JEZUS’ LIEFDEVOLLE RAAD EN VOORBEELD
9. Hoe reageerde Jezus op dit twistgesprek?
9 Hoe reageerde Jezus op dit twistgesprek? Wees hij zijn discipelen nors terecht? Vernederde hij hen met scherpe kritiek? Neen, maar op een liefdevolle wijze en ongetwijfeld met een overredende klank in zijn stem legde hij hun nogmaals geduldig uit dat de christelijke regeling totaal verschilde van die van de wereld. Hij zei: „De koningen der natiën heersen over hen, en zij die autoriteit over hen hebben, worden Weldoeners genoemd. Gij dient evenwel niet zo te zijn. Maar wie onder u de grootste is, moet als de jongste worden, en degene die als de voornaamste optreedt, als degene die dient.” Vervolgens vroeg Jezus hun: „Want wie is groter, degene die aan tafel aanligt of degene die bedient?” Het is duidelijk dat degene die aan tafel aanligt en die wordt bediend, als de grootste wordt beschouwd. Jezus zette echter uiteen: „Ik ben echter in uw midden als degene die bedient.” — Luk. 22:25-27.
10. Welke vragen worden er gesteld met betrekking tot de vraag of de apostelen Jezus’ woorden wel begrepen?
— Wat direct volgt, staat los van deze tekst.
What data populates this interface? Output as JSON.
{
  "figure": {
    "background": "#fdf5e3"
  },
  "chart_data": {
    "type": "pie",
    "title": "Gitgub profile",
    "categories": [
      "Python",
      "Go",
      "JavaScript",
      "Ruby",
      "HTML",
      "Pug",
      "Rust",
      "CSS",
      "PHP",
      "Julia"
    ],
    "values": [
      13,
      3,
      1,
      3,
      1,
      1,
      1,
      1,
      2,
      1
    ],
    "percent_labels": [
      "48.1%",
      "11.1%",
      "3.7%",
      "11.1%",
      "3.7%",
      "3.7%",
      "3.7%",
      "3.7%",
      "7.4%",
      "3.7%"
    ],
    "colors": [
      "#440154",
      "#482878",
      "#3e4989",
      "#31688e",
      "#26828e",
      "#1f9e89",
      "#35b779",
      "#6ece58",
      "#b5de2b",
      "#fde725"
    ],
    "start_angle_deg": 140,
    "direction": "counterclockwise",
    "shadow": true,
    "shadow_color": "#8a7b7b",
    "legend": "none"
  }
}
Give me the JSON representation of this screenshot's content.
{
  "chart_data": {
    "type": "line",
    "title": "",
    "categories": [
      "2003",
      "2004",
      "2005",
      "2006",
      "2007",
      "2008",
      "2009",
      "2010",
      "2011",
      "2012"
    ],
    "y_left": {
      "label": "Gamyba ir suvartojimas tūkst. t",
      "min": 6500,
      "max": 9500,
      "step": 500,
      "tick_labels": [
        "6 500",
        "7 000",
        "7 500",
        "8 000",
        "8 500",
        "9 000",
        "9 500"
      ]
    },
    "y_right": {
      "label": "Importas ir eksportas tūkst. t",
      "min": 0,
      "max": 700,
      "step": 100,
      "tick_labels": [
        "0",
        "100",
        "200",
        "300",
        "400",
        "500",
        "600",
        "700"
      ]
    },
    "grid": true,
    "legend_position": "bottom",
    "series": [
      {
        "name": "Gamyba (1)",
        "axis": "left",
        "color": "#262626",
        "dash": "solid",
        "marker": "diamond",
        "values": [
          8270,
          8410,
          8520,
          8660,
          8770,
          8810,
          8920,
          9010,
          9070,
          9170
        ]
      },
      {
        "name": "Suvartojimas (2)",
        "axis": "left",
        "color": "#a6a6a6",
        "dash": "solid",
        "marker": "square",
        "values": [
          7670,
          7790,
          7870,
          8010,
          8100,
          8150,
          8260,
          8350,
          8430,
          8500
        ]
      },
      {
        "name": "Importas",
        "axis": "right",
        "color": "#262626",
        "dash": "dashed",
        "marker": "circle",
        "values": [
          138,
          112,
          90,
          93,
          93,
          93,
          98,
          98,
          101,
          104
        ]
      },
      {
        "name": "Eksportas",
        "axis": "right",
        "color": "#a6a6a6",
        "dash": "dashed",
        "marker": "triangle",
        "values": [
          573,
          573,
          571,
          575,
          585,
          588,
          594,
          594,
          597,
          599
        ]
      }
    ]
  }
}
10 Zouden zij begrijpen wat Jezus hun bij deze gelegenheid leerde? Zouden zij ten volle kunnen begrijpen dat alle christenen broeders zijn en dat degene die in de christelijke organisatie zwaardere verantwoordelijkheden krijgt te dragen, als de „jongste” dient te zijn, zodat hij nederig van geest is en de anderen superieur aan hem acht? (Matth. 23:8-12) Zouden zij beseffen dat de procedure die in de christelijke organisatie gevolgd zou worden, precies tegenovergesteld zou zijn aan de procedure die gewoonlijk in de wereld wordt gevolgd? De discipelen aanvaardden het feit dat Jezus hun onderwijzer en leraar was, werkelijk de grootste onder hen; daarover bestond geen verschil van mening. Eerder op die avond had Jezus echter de voeten van zijn discipelen gewassen (Joh. 13:1-12). Jezus had hun toen werkelijk gediend!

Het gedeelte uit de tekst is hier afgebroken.